A couple of years ago, Mom presented me with a special gift. She had just had one of her prouder moments: attending a rededication ceremony for a monument to Hood's Texas Brigade, the outfit in which one of our more prominent ancestors served during the Civil War. She bought me a limited edition medal struck to commemorate the rededication. The medal came in a plastic box with a certificate of authenticity that included the words, “May You Wear This Medal With Pride.” She also gave me a copy of the program from the ceremony, sure that I would want this souvenir related to one of our accomplished ancestors. According to the program, the crowd said the Pledge of Allegiance and also the Salute to the Confederate Flag: “I salute the Confederate Flag with affection, reverence and undying devotion to the cause for which it stands.”

What was that cause, exactly?

But Mom didn't care – the important thing to her was the recognition of our forefathers and their tenacity in fighting for what they thought was a noble cause. The important thing to me is that I can't wear the medal she bought me with pride, nor can I salute the Confederate flag with affection. But filial devotion, and a little joy at seeing Mom become momentarily giddy, kept me from mentioning either of those points as I accepted these mementos with a tired sigh.

Mom has even been able to justify our ancestors' membership in the Klan. She's not the only person who's ever done this, of course – a friend of mine who has the same sort of background I do said her grandmother told her that Klan members just put on their costumes and rode their horses together, as if it were some kind of social club to keep the menfolk busy while the women were at their knitting circles. Whenever I bring up the Klan's place in our family history, Mom always stops me in mid-complaint and says that whatever else it did, the Klan stepped in to see that justice was carried out whenever a Black man raped a white woman. Somehow I think it would matter less to them if a white man raped a woman of any color, but regardless, Mom focuses on the perceived chivalry of the Klansmen, as if they were actually white knights and not just calling themselves that.

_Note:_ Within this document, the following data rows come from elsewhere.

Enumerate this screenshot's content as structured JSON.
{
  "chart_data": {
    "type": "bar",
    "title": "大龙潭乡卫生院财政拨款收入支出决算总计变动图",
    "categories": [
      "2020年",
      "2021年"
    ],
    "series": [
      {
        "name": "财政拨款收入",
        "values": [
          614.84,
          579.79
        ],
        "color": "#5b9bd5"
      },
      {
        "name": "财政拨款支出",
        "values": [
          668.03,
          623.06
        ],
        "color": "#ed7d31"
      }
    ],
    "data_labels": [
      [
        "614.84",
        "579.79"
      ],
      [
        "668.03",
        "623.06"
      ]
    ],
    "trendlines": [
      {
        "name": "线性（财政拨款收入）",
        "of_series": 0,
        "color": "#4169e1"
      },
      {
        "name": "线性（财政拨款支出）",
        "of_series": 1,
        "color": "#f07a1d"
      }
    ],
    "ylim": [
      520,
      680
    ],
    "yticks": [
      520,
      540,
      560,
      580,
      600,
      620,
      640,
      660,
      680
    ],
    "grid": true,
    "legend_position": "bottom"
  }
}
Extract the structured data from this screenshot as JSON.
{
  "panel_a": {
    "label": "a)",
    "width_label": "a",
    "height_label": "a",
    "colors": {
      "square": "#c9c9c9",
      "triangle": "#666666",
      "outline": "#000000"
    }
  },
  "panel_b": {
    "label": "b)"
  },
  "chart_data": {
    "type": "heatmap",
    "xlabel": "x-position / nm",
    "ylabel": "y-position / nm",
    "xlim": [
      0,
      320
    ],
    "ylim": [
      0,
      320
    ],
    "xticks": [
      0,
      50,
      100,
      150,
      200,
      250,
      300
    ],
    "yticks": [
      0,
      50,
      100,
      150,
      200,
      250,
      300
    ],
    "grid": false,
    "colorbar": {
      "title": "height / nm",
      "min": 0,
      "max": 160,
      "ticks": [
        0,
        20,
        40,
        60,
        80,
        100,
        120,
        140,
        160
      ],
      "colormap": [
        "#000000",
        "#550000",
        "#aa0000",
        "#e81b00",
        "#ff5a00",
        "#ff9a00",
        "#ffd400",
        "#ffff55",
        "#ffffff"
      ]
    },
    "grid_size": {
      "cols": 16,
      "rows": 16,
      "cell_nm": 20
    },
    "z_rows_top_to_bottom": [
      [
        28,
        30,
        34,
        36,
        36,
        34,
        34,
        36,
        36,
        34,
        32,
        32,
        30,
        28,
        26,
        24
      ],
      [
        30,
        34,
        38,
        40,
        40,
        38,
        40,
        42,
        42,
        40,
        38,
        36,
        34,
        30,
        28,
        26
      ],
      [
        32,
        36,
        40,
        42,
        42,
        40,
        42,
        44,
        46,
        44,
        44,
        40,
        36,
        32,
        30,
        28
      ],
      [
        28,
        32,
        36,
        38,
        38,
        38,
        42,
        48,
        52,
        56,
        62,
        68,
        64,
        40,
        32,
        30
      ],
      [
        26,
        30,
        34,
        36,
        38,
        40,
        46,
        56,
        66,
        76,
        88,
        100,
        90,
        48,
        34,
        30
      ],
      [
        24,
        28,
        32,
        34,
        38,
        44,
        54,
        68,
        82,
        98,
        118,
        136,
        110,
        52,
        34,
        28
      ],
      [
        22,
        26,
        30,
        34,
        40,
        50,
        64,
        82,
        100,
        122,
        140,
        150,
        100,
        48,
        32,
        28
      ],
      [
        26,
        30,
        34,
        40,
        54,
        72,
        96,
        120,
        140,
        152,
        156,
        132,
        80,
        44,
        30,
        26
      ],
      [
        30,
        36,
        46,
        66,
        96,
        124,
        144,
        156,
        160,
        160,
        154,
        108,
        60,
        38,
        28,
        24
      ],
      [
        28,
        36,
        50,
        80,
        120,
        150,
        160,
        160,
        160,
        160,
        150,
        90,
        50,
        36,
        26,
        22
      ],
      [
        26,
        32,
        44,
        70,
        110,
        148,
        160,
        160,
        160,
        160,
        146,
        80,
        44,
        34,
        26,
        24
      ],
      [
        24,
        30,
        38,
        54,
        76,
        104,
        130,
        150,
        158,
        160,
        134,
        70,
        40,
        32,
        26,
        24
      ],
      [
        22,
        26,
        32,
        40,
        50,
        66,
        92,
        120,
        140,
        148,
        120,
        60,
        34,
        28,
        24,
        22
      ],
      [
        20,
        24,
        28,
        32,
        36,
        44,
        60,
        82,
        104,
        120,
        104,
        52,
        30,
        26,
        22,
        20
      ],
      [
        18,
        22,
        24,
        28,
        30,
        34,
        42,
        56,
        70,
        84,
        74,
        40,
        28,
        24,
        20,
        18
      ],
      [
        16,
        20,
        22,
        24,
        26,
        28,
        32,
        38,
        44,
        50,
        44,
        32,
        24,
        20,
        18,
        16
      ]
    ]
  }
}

One of Mom's favorite family stories (and her favorite Klan story) has to do with one of our foremothers: a woman with the improbably adorable name of Tiny Bell. Tiny Bell's husband died in the flu epidemic in the early part of the 20th century. At the funeral, in the middle of the ceremony, the church doors swung open and several Klansmen, in hoods and robes, walked into the church, found Tiny Bell, and handed her a bag of money. Her husband had been one of their own, and they had collected money to help support his widow.

I was surprised to learn that the Klansmen were capable of such an act of kindness, but I don't think the Klan could assist enough poor widows or avenge the honor of enough compromised women to save its reputation.

I know the Klan began as a response to Reconstruction. It was started by men who found themselves suddenly desperate – their fields and homes in ruin, cities burned, social order destroyed, friends dead or starving, and a crowd of politicians who seemed indifferent to (if  not pleased with) their suffering. But I can't accept the idea that man's inhumanity to man is reason to carry out more acts of inhumanity. Hunger is no reason to drag a family out of their home in the dead of night and whip them. Cognitive dissonance does not give a man the right to shoot a Black man for not tipping his hat as they passed each other on the street. And there is no excuse for allowing hatred to expand to include other minority groups. I can't say I fault Tiny Bell for taking the money the Klansmen gave her – perhaps it was their way of trying to help her avoid the destitution that had turned them into what they were, and I have no doubt she needed the money. But one act of charity – even one that benefited my relatives – is not enough to get me to ignore more than a century of violence. Instead, in a sense, it makes it worse.